Next Finance English Flag Drapeau Francais
Emploi Formation Rechercher

Philippe Aurain : « Nous avons adopté une approche de type LDI afin de servir notre passif de façon sûre »

Modification de l’horizon de gestion, Allocation stratégique, Modèle de type LDI, Investissements classiques et alternatifs, Philippe Aurain, CIO du Fonds de Réserve pour les Retraites [1] fait le bilan de la gestion du fonds…

Next-Finance : Dans quel contexte a été pensé le Fonds des Réserves pour les Retraites (FRR) ?
Philippe Aurain : Le FRR a été pensé à la fin des années 90, début des années 2000 pour lisser les besoins du régime général des retraites du secteur privé qui, pour des raisons démographiques, risquait d’être en déséquilibre entre 2020 et 2040.
Alors que le système était encore en excédent sur un certain nombre de ses sous-ensembles (notamment la CNAV et le conseil d’orientation vieillesse), la stratégie était de capter ces excédents, les mettre en réserve et les utiliser le jour où la démographie rendrait le système déséquilibré. En sus, ces excédents devaient être complétés par le produit des privatisations des années 2000.
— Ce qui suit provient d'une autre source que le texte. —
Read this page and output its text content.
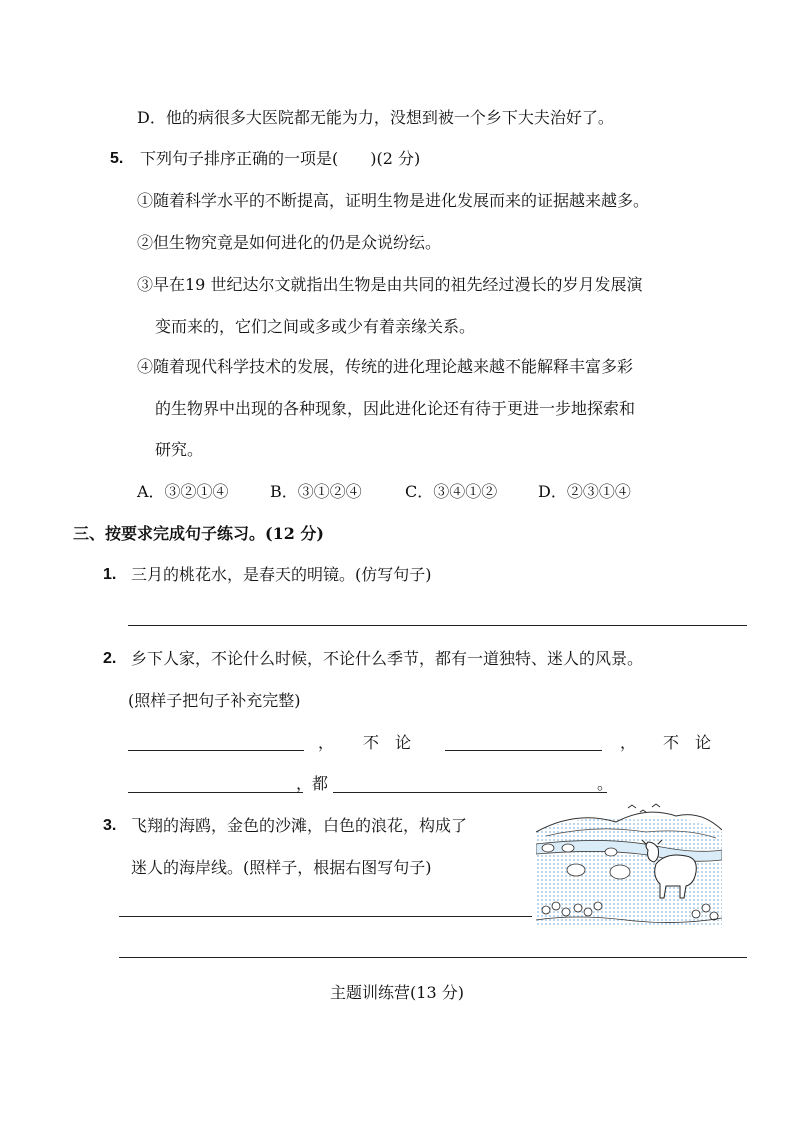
D．他的病很多大医院都无能为力，没想到被一个乡下大夫治好了。
5. 下列句子排序正确的一项是(　　)(2 分)
①随着科学水平的不断提高，证明生物是进化发展而来的证据越来越多。
②但生物究竟是如何进化的仍是众说纷纭。
③早在19 世纪达尔文就指出生物是由共同的祖先经过漫长的岁月发展演
变而来的，它们之间或多或少有着亲缘关系。
④随着现代科学技术的发展，传统的进化理论越来越不能解释丰富多彩
的生物界中出现的各种现象，因此进化论还有待于更进一步地探索和
研究。
A．③②①④	B．③①②④	C．③④①②	D．②③①④
三、按要求完成句子练习。(12 分)
1. 三月的桃花水，是春天的明镜。(仿写句子)
2. 乡下人家，不论什么时候，不论什么季节，都有一道独特、迷人的风景。
(照样子把句子补充完整)
， 不　论	， 不　论
，都	。
3. 飞翔的海鸥，金色的沙滩，白色的浪花，构成了
迷人的海岸线。(照样子，根据右图写句子)
主题训练营(13 分)
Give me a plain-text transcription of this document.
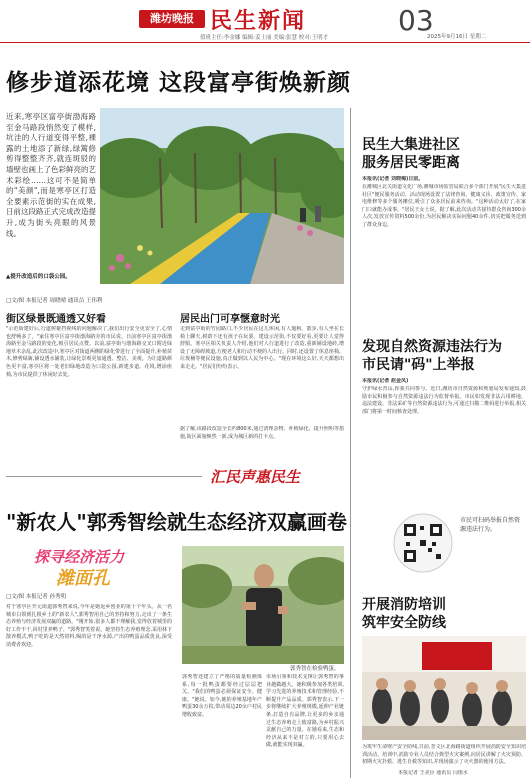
潍坊晚报 民生新闻	03
值班主任:李金娜 编辑:姜士丽 美编:张慧 校对:王明才	2025年9月16日 星期二
修步道添花境 这段富亭街焕新颜
近来,寒亭区富亭街渤海路至金马路段悄然变了模样,坑洼的人行道变得平整,裸露的土地添了新绿,绿篱修剪得整整齐齐,就连斑驳的墙壁也画上了色彩鲜亮的艺术彩绘……这可不是简单的"美颜",而是寒亭区打造全要素示范街的实在成果,日前这段路正式完成改造提升,成为街头亮眼的风景线。
▲提升改造后的口袋公园。
□文/图 本报记者 周晓晴 通讯员 王伟利
街区绿景既通透又好看
"示范街建好后,行道树避挡视线的问题解决了,我们出行安全更安全了,心情也舒畅多了。"家住寒亭区富亭街渤海路旁的市民说。日前寒亭区富亭街渤海路至金马路段的变化,吸引居民点赞。以前,富亭街与渤海路交叉口附近绿地草木杂乱,此次改造中,寒亭区对街道两侧的绿化带进行了全面提升,补植苗木,修剪绿篱,铺设透水铺装,让绿化景观更加通透、整洁、美观。为让道路颜色更丰富,寒亭区将一处老旧绿地改造为口袋公园,新建步道、花境,增添座椅,为市民提供了休闲好去处。
居民出门可享惬意时光
走到富亭街的竹园路口,不少居民在这儿休闲,有人遛狗、散步,有人坐在长椅上聊天,树荫下还有孩子在玩耍。建设示范街,不仅要好看,更要让人觉得舒服。寒亭区相关负责人介绍,他们对人行道进行了改造,重新铺设地砖,增设了无障碍坡道,方便老人和行动不便的人出行。同时,还设置了休息座椅、垃圾桶等便民设施,真正做到以人民为中心。"现在环境这么好,天天都想出来走走。"居民们纷纷表示。
据了解,该路段改造全长约800米,通过清理杂物、补植绿化、提升照明等措施,街区面貌焕然一新,成为城区新的打卡点。
汇民声惠民生
"新农人"郭秀智绘就生态经济双赢画卷
探寻经济活力
潍面孔
□文/图 本报记者 孙秀明
对于寒亭区开元街道郭秀智来说,今年是她返乡创业的第十个年头。从一名城市白领到扎根乡土的"新农人",郭秀智用自己的坚持和努力,走出了一条生态养殖与经济发展双赢的道路。"刚开始,很多人都不理解我,觉得放着城里的好工作不干,回村里养鸭子。"郭秀智笑着说。她坚持生态养殖理念,采用林下散养模式,鸭子吃的是天然饲料,喝的是干净水源,产出的鸭蛋品质优良,深受消费者欢迎。
郭秀智在检验鸭蛋。
郭秀智还建立了严格的质量检测体系,每一批鸭蛋都要经过层层把关。"我们的鸭蛋必须保证安全、健康。"她说。如今,她的养殖基地年产鸭蛋30余万枚,带动周边20余户村民增收致富。
市场引领和技术支撑让郭秀智的事业越做越大。她积极参加各类培训,学习先进的养殖技术和管理经验,不断提升产品品质。郭秀智表示,下一步将继续扩大养殖规模,延伸产业链条,打造自有品牌,让更多的乡亲通过生态养殖走上致富路,为乡村振兴贡献自己的力量。在她看来,生态和经济从来不是对立的,只要用心去做,就能实现双赢。
民生大集进社区
服务居民零距离
本报讯(记者 刘晓梅)日前,
在潍城区北关街道文化广场,潍城市场监管局联合多个部门开展"民生大集进社区"便民服务活动。活动现场设置了法律咨询、健康义诊、政策宣传、家电维修等多个服务摊位,吸引了众多居民前来咨询。"这种活动太好了,在家门口就能办成事。"居民王女士说。据了解,此次活动共接待群众咨询300余人次,发放宣传资料500余份,为居民解决实际问题40余件,切实把服务送到了群众身边。
发现自然资源违法行为
市民请"码"上举报
本报讯(记者 赵金凤)
守护绿水青山,你我共同参与。近日,潍坊市自然资源和规划局发布通知,鼓励市民积极参与自然资源违法行为监督举报。市民如发现非法占用耕地、违法建设、非法采矿等自然资源违法行为,可通过扫描二维码进行举报,相关部门将第一时间核查处理。
市民可扫码举报自然资源违法行为。
开展消防培训
筑牢安全防线
为筑牢生命财产安全防线,日前,奎文区北海路街道组织开展消防安全知识培训活动。培训中,消防专业人员结合典型火灾案例,向居民讲解了火灾预防、初期火灾扑救、逃生自救等知识,并现场演示了灭火器的使用方法。
本报记者 王美臣 通讯员 闫雨水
Vous aviez un horizon long, a-t-il été modifié par la crise ?
Oui, nous avions un horizon long, 2020-2040, et une situation excédentaire qui nous permettait de constituer des réserves. La crise, a d’abord eu un impact très négatif sur les performances du FRR (-25% de rendement en 2008), heureusement nous avions un peu d’avance, nous ne nous sommes pas affolés, et nous avons pu rebondir. Depuis la création du FRR, sauf en 2008, les performances ont toujours été acceptables.
Par contre, la crise a eu d’importantes conséquences sur le régime général, vu qu’elle a entraîné une diminution des contributions, et a avancé de près de 10 ans le déséquilibre du système, en 2010 au lieu de 2020 !
Le régime avait été conçu en 2005, de façon à être en excédent jusqu’en 2018, c’est bien la crise qui en a changé l’équilibre. Le gouvernement a alors effectué une importante réforme mi 2010. Une réforme paramétrique, qui change un certain nombre de points essentiels, l’âge du droit à la retraite, qui passera à 65 ans en 2018, l’âge des droits complets qui passera à 67 ans, les modalités de contributions, notamment pour les fonctionnaires, le mode d’action du FRR, ainsi que d’autres réformes fiscales.
Concernant le FRR, son horizon a été réduit et son passif a été précisé. Son bénéficiaire, qui précédemment était la CNAV au sens large, à qui on devait des flux sur un échéancier non déterminé jusqu’en 2040, a été modifié. Là, le bénéficiaire est dorénavant la CADES suivant un échéancier extrêmement précis, qui a commencé en 2011 (vu que les déséquilibres sont avérés) et qui s’élèvent à 2.1 milliards d’euros entre 2011 et 2024.
En 2024, en fonction des performances du FRR, un surplus - un flux terminal- sera reversé à la CADES. Le FRR s’arrêtera en 2024, date de la fin supposée de la CADES. Avant nous étions sur un horizon très long, avec un passif flou, maintenant nous sommes sur un horizon plus court, avec un passif très précis. Cela a des conséquences importantes au niveau de notre gestion d’actifs. Auparavant, l’allocation stratégique visait une allocation optimale en 2040 sous certains paramètres de risque. Aujourd’hui, l’objectif du FRR est de servir son passif de manière sûre. En 2010, dans un contexte que nous anticipions hyper volatil pour la décennie suivante, afin de servir notre passif de façon sûre, nous avons changé notre style de gestion, et avons adopté une approche de type LDI qui consiste à utiliser une partie du portefeuille pour couvrir les obligations du passif et une partie du portefeuille pour générer une rémunération excédentaire.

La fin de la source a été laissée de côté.